Infidelity doesn’t always indicate a broken relationship.
Just ask Esther Perel, the Belgian psychotherapist responsible for some of the most compelling relationship analysis of our time. According to Perel, cheating often has very little to do with a person’s contentedness or satisfaction; instead, the issues almost always lie with the cheater themselves. A search for freedom, for instance. A deep and persistent longing for adventure.
“Straying isn’t necessarily a symptom of a relationship gone awry,” Perel said during an interview on Mamamia’s No Filter podcast with Mia Freedman.
“It’s the quest for lost parts of one’s self, it’s the quest for a sense of aliveness, for vitality. It’s a quest to reconnect with the unlived lives.”
“… Affairs are about hurt and betrayal and deception but they’re also about longing and loss and self-seeking.”
Listen: Esther Perel discusses the psychology behind cheating, and whether or not you should tell your partner. Post continues after audio.
These facts – that the person who has been cheated on is very rarely involved, and never to blame – might provide a glimpse of solace for one 32-year-old woman this week, who has been left reeling by her 29-year-old husband’s lies.
The couple has been married for eight years – the woman writes on Reddit – and have established what she calls an “excellent” foundation.
“We dealt with deaths of close family members, job losses, errors in judgment on substance use, mismanagement of finances,” she explained. “We always were able to find solutions to whatever was current until three weeks ago…”
That is, when she checked her husband’s phone.
‘We were preparing for work and he was taking the recycling to the kerb and a Skype notification popped up. I decided to open it up because neither of us use Skype, or so I thought.

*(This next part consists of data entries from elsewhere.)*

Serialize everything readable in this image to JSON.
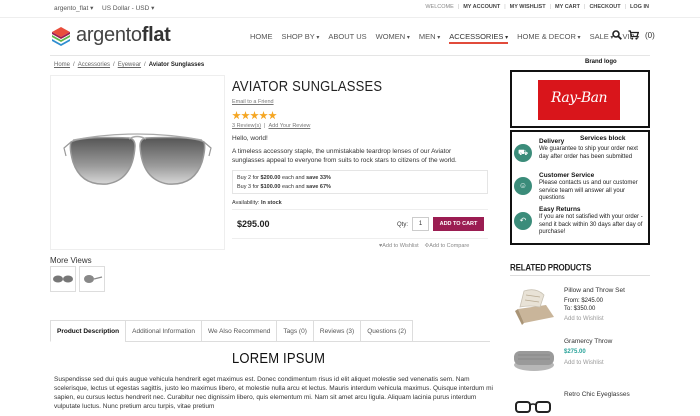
{
  "topbar": {
    "store": "argento_flat",
    "currency": "US Dollar - USD",
    "welcome": "WELCOME",
    "links": [
      "MY ACCOUNT",
      "MY WISHLIST",
      "MY CART",
      "CHECKOUT",
      "LOG IN"
    ]
  },
  "header": {
    "logo_light": "argento",
    "logo_bold": "flat",
    "nav": [
      "HOME",
      "SHOP BY",
      "ABOUT US",
      "WOMEN",
      "MEN",
      "ACCESSORIES",
      "HOME & DECOR",
      "SALE",
      "VIP"
    ],
    "nav_has_caret": [
      false,
      true,
      false,
      true,
      true,
      true,
      true,
      true,
      true
    ],
    "cart_count": "(0)"
  },
  "breadcrumb": [
    "Home",
    "Accessories",
    "Eyewear",
    "Aviator Sunglasses"
  ],
  "product": {
    "name": "AVIATOR SUNGLASSES",
    "email_friend": "Email to a Friend",
    "rating_stars": 5,
    "reviews_link": "3 Review(s)",
    "add_review": "Add Your Review",
    "hello": "Hello, world!",
    "description": "A timeless accessory staple, the unmistakable teardrop lenses of our Aviator sunglasses appeal to everyone from suits to rock stars to citizens of the world.",
    "tier1_pre": "Buy 2 for ",
    "tier1_price": "$200.00",
    "tier1_mid": " each and ",
    "tier1_save": "save 33%",
    "tier2_pre": "Buy 3 for ",
    "tier2_price": "$100.00",
    "tier2_mid": " each and ",
    "tier2_save": "save 67%",
    "availability_label": "Availability:",
    "availability_value": "In stock",
    "price": "$295.00",
    "qty_label": "Qty:",
    "qty_value": "1",
    "add_to_cart": "ADD TO CART",
    "add_wishlist": "Add to Wishlist",
    "add_compare": "Add to Compare",
    "more_views": "More Views"
  },
  "brand": {
    "caption": "Brand logo",
    "logo_text": "Ray-Ban"
  },
  "services": {
    "caption": "Services block",
    "items": [
      {
        "title": "Delivery",
        "text": "We guarantee to ship your order next day after order has been submitted",
        "icon": "truck-icon"
      },
      {
        "title": "Customer Service",
        "text": "Please contacts us and our customer service team will answer all your questions",
        "icon": "support-icon"
      },
      {
        "title": "Easy Returns",
        "text": "If you are not satisfied with your order - send it back within 30 days after day of purchase!",
        "icon": "return-icon"
      }
    ]
  },
  "related": {
    "title": "RELATED PRODUCTS",
    "items": [
      {
        "name": "Pillow and Throw Set",
        "price_from": "From: $245.00",
        "price_to": "To: $350.00",
        "wishlist": "Add to Wishlist"
      },
      {
        "name": "Gramercy Throw",
        "price": "$275.00",
        "wishlist": "Add to Wishlist"
      },
      {
        "name": "Retro Chic Eyeglasses"
      }
    ]
  },
  "tabs": [
    "Product Description",
    "Additional Information",
    "We Also Recommend",
    "Tags (0)",
    "Reviews (3)",
    "Questions (2)"
  ],
  "description_block": {
    "title": "LOREM IPSUM",
    "body": "Suspendisse sed dui quis augue vehicula hendrerit eget maximus est. Donec condimentum risus id elit aliquet molestie sed venenatis sem. Nam scelerisque, lectus ut egestas sagittis, justo leo maximus libero, et molestie nulla arcu et lectus. Mauris interdum vehicula maximus. Quisque interdum mi sapien, eu cursus lectus hendrerit nec. Curabitur nec dignissim libero, quis elementum mi. Nam sit amet arcu ligula. Aliquam lacinia purus interdum vulputate luctus. Nunc pretium arcu turpis, vitae pretium"
  },
  "colors": {
    "accent": "#9b1d52",
    "nav_underline": "#e14b3b",
    "service_icon": "#3b8c7a",
    "teal_price": "#2aa39a",
    "brand_red": "#d9151b"
  }
}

‘I open it up to a multi-month conversation with some woman from across the country, talking about how they are in love and are planning to meet. There were naked pictures and videos. They had been talking at night for hours at least three times every week sometimes more.’
It’s a sickeningly familiar story, isn’t it?
After sending herself screenshots of the photos and messages, the woman confronted her partner in floods of tears. But even the confrontation didn’t unfold as she had planned.
“He became extremely irate and told me either take it or leave it,” she wrote. “He demanded I open the relationship or leave the house. I could not believe my ears.
“I don’t know what to do… we haven’t spoken in a day.”
It's an indelible event - one that will change the shape and feel of their relationship forever. So, what should a woman in this situation do?
The internet's answer is overwhelming: "Call a divorce lawyer. Lock ALL your assets down."
If the woman was to consult Esther? Who knows, undoubtedly her advice would reflect the complexities and blemishes that come with cheating - and acknowledge that there is not always a clear, set answer. Sometimes, these situations can be salvaged. After all, just a fortnight ago, the pair had enjoyed a happy, joyful relationship.
Although, an "open" relationship would change the very DNA of their marriage entirely.
Which brings us to the question - what the hell would you do?